Use pattern weights instead of pins wherever possible. Where you have to use pins, use sharp silk pins; I would pin only within the seam allowances – satin shows pin marks clearly.
Needle and thread used for sewing satin
When sewing satin you have to use very sharp needles. Microtex (sharp) needles work very well especially for thin satin which may snag with regular needles; otherwise a lightweight standard universal point needle would do. A walking foot / even foot is said to be the best for use with slippery fabrics.
Buy cotton-wrapped polyester thread, or a lingerie thread for sewing satin fabric.
How to sew Satin
Satin frays a lot. But thankfully it doesn’t fray on the bias. So if possible cut on the bias. Also if you cannot cut on the bias, leave wide seam allowances and do not forget to finish the fabric edges. I sometimes apply fray check immediately as soon as I cut. French seams also work very well, as the fabric edges will be well hidden. Satin dresses are usually lined so that will take care of a lot of frayed edges. Interlining also gives some weight to the fabric.
Use a short stitch when stitching satin seams. Keep the fabric taunt with your left hand as you are sewing satin, as the fabric may disappear into the needle plate. It is a good idea to test the tension and pressure and stitch length on a test piece first before trying on the final garment . Some also use thin paper under the fabric when sewing
You should also choose a needle plate with a small single hole – I dislike it when satin disappears into the machine.

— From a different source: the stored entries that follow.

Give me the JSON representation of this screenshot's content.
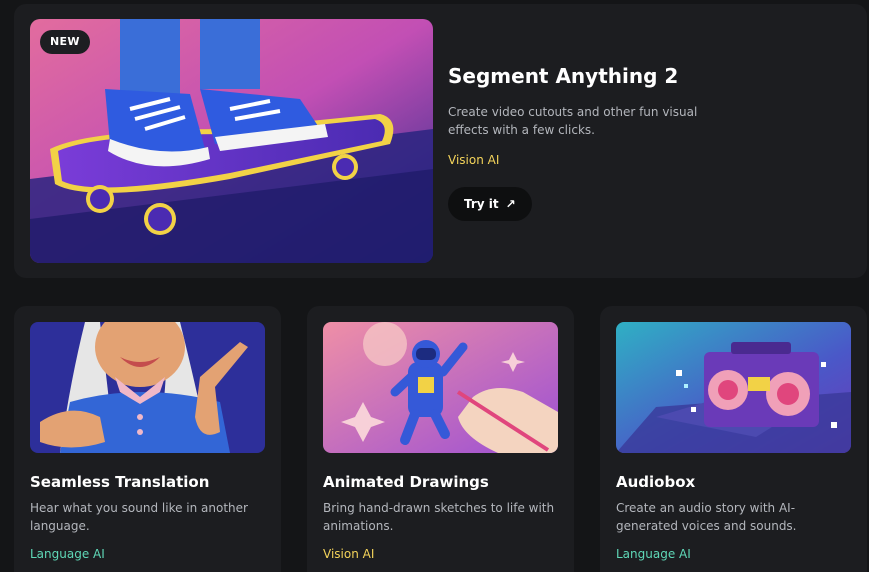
{
  "featured": {
    "badge": "NEW",
    "title": "Segment Anything 2",
    "description": "Create video cutouts and other fun visual effects with a few clicks.",
    "tag": "Vision AI",
    "cta_label": "Try it",
    "cta_icon": "arrow-up-right-icon"
  },
  "cards": [
    {
      "title": "Seamless Translation",
      "description": "Hear what you sound like in another language.",
      "tag": "Language AI",
      "tag_color": "#5fd8b7"
    },
    {
      "title": "Animated Drawings",
      "description": "Bring hand-drawn sketches to life with animations.",
      "tag": "Vision AI",
      "tag_color": "#f3d35a"
    },
    {
      "title": "Audiobox",
      "description": "Create an audio story with AI-generated voices and sounds.",
      "tag": "Language AI",
      "tag_color": "#5fd8b7"
    }
  ],
  "colors": {
    "background": "#141517",
    "card": "#1c1d20",
    "vision_tag": "#f3d35a",
    "language_tag": "#5fd8b7"
  }
}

If you have the zig zag pressure foot on your machine change it with a straight stitch pressure foot for sewing straight seams on satin.
On necklines you can use stay tape if you are not using lining . Stay stitching is mandatory to avoid stretching
Pressing satin on the face of the fabric may cause shine marks – so press on the wrong side or if you are pressing on the face of the fabric, use a pressing cloth.
For everyday clothes, satin is probably a poor choice – I can think of the perspiration stains on satin dress armpits as the number one reason. Then other reasons like how it snags easily – and even a simple pin mark remains, like forever. But as an occassion wear fabric, the lustrousness of satin fabric is exceptional.